Вспоминаются и острые слова Шарля Монтескье из труда «О духе законов»: «Чтобы победить внушаемую климатом лень, законы должны были бы лишить людей всякой возможности жить не работая. Но на юге Европы они действуют в обратном направлении: они ставят людей, желающих быть праздными, в положение, благоприятствующее созерцательной жизни, и связывают с этим положением огромные богатства. Эти люди, живя в таком изобилии, которое даже тяготит их, естественно, уделяют свои излишки простому народу. Последний утратил собственность; они вознаграждают его за это возможностью наслаждаться праздностью; и он в конце концов начинает любить даже свою нищету». В самом деле, а есть ли разница? У них была Коммодиана, у нас – комедиана! Комедия, которая на глазах у всего мира превращается в трагедию.

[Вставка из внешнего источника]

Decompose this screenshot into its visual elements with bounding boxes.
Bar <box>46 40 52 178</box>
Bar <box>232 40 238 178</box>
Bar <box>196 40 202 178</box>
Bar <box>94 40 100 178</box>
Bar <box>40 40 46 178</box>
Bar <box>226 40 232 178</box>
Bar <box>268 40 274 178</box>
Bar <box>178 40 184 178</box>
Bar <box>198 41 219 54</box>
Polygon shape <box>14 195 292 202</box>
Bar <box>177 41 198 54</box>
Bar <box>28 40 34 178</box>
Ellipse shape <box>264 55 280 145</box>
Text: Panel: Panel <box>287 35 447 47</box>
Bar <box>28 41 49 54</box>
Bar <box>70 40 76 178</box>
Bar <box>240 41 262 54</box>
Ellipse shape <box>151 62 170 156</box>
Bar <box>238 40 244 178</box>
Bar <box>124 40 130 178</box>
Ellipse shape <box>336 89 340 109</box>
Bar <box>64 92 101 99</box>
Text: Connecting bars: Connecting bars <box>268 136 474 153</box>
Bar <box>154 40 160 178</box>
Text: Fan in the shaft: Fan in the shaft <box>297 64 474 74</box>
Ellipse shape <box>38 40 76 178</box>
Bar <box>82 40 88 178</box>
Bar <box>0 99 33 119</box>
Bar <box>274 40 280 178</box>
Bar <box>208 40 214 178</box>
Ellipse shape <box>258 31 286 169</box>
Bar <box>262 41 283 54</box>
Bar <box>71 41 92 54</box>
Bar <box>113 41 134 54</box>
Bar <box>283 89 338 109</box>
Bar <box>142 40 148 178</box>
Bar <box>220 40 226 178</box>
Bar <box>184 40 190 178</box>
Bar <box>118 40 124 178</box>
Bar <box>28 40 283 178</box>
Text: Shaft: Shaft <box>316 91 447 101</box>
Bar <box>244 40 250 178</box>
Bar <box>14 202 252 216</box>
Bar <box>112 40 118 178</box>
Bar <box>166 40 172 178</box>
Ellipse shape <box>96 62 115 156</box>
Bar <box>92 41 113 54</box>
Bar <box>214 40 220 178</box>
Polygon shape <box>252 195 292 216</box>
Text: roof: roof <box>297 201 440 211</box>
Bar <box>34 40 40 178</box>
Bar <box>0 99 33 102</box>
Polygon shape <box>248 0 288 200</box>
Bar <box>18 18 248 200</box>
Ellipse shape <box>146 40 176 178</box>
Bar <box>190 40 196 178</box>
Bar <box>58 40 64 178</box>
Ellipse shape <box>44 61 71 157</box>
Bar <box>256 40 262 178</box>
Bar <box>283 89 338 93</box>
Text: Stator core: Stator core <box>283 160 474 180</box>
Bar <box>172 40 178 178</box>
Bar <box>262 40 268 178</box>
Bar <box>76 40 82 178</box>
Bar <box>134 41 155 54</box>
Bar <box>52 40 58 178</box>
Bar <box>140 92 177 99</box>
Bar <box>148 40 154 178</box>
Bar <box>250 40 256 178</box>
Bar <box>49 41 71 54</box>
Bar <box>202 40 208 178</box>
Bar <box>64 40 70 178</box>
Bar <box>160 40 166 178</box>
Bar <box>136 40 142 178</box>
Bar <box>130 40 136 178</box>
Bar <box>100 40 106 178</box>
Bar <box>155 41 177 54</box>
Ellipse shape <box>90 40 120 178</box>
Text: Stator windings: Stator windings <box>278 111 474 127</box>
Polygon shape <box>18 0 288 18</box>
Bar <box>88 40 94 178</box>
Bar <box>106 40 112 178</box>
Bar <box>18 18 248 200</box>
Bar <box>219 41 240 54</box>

Во времена Римской республики существовал закон, осуждавший роскошь, сурово наказывавший тех, кто решился бы бросить вызов общественному мнению. Среди предметов позволялось иметь только солонку и жертвенную чашу из серебра. Один из знатных сенаторов даже лишился своего места только за то, что у него оказалось серебряной посуды на 10 фунтов. Но времена изменились, и вот даже у народного трибуна Марка Друза (слуги народа) серебряной посуды накопилось более чем на 10 тысяч фунтов. Это были баснословные деньги. При диктаторах и императорах богатство знати стало и вовсе вызывающим, но это воспринималось уже в порядке вещей. Богатые люди не считались с затратами, желая блеснуть богатством. Они платили бешеные деньги за серебряные и золотые вещи (при этом стоимость работ часто превосходила в 20 раз стоимость самого материала). В домах римской знати скапливались немыслимые сокровища. Так, у Тита Петрония был ковш, которым черпали вино из кратер, стоимость которого равнялась 350 000 золотых рублей.